Definition
A liquidity void is a segment of the price chart where trading activity was sparse, resulting in minimal executed volume and a lack of resting orders. It typically forms when price moves rapidly through a range, skipping over intermediate price levels rather than facilitating two-sided trade. This creates a structurally weak area in the order flow, where the market did not properly establish consensus value. In many trading frameworks, a liquidity void is treated as a zone that may later attract price as the market seeks to rebalance prior imbalances.
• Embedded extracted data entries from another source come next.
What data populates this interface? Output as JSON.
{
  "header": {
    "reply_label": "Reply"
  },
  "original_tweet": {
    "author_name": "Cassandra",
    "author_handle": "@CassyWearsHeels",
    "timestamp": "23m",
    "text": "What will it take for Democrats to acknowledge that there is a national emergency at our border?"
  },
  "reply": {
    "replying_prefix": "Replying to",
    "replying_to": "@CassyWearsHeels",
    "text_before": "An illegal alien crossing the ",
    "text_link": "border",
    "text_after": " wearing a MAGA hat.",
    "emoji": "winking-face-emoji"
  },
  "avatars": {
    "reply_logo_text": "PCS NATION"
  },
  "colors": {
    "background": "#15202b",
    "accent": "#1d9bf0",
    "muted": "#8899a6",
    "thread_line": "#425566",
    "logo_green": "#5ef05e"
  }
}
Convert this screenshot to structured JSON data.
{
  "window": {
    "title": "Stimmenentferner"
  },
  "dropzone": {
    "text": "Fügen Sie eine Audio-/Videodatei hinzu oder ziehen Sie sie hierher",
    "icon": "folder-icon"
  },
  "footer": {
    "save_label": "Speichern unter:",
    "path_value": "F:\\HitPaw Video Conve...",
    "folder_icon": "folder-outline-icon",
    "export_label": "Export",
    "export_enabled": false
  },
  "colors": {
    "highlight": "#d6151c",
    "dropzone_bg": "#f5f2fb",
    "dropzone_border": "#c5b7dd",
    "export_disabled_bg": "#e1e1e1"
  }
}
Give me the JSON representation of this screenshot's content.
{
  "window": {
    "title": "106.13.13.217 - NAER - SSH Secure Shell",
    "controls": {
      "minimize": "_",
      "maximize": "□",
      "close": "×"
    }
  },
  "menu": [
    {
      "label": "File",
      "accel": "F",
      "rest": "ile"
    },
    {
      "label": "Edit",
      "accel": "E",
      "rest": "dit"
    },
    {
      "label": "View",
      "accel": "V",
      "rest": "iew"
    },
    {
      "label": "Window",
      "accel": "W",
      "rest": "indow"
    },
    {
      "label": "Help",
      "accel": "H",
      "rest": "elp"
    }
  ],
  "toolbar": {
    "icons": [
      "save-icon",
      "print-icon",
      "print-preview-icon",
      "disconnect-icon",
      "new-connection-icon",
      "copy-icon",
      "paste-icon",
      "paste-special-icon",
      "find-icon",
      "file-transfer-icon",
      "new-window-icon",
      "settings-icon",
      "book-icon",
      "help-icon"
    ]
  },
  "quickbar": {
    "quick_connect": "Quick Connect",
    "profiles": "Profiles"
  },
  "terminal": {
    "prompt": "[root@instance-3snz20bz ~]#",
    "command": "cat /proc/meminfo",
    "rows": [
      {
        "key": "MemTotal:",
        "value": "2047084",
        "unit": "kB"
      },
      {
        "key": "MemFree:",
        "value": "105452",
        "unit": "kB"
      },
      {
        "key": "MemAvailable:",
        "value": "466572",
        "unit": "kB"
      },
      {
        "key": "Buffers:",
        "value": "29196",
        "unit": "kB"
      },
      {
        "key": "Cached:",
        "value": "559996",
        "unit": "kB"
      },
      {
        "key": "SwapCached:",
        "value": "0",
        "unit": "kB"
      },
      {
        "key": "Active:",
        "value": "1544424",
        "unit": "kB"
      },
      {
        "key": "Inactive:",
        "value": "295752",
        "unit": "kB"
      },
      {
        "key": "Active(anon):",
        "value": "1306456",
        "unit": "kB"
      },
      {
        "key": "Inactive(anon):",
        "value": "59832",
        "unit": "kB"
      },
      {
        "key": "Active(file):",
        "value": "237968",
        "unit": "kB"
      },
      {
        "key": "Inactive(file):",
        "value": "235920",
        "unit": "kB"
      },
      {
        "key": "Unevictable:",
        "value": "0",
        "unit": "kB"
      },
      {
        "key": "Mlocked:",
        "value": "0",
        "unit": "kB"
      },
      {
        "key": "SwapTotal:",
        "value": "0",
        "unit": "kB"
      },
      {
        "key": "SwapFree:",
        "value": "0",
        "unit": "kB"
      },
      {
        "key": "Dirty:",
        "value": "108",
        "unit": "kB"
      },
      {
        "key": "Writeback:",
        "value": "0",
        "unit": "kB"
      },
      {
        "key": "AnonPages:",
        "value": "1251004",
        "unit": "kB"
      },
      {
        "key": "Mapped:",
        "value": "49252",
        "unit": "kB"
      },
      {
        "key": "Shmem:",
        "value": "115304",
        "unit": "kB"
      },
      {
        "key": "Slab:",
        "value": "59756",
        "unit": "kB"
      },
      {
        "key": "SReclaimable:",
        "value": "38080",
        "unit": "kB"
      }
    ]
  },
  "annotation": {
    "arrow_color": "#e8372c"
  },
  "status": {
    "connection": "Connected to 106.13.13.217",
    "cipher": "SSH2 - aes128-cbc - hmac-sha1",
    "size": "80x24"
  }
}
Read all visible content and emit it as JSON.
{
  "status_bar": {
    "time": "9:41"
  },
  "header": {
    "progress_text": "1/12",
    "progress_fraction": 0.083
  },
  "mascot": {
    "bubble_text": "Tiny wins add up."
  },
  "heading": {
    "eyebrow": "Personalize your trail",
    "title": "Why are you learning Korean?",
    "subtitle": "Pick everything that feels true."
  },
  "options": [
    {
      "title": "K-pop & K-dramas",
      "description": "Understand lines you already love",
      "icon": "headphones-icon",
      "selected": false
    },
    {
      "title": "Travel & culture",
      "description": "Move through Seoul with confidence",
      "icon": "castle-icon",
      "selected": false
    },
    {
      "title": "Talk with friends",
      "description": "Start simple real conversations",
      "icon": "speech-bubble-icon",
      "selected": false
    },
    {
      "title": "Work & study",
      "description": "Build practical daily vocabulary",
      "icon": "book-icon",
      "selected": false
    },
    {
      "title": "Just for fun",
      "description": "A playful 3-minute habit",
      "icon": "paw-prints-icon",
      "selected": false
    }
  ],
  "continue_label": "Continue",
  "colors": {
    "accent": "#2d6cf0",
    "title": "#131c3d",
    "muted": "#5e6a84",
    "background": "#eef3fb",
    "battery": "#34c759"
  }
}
In advanced order-flow and price-action analysis, a liquidity void is closely related to concepts such as a Liquidity Grab and a Fair Value Gap, but it is specifically characterized by the absence of meaningful trade rather than a targeted sweep of existing orders. It highlights where the order book was thin or quickly consumed, leaving a discontinuity in the distribution of traded prices. Because it reflects a historical imbalance between aggressive and passive participation, it is often monitored as a structural feature of market microstructure rather than a simple visual gap.
Context and Usage
In trading contexts, a liquidity void is used to describe an area where the market’s prior move was dominated by one-sided aggression, leaving little evidence of opposing interest. This differs from a Liquidity Grab, which focuses on the intentional triggering of resting orders, and from a Fair Value Gap, which emphasizes a specific three-candle price pattern. A liquidity void instead emphasizes the underlying lack of depth and executed volume across a price band.
Market participants reference liquidity voids when characterizing the quality of a trend leg, the robustness of a price range, or the structural integrity of a move. Because these voids mark regions where the market did not fully transact, they are often treated as incomplete or unfinished business in the historical order flow. As a result, liquidity voids serve as descriptive markers of where the market previously moved inefficiently, without implying any specific trading action by themselves.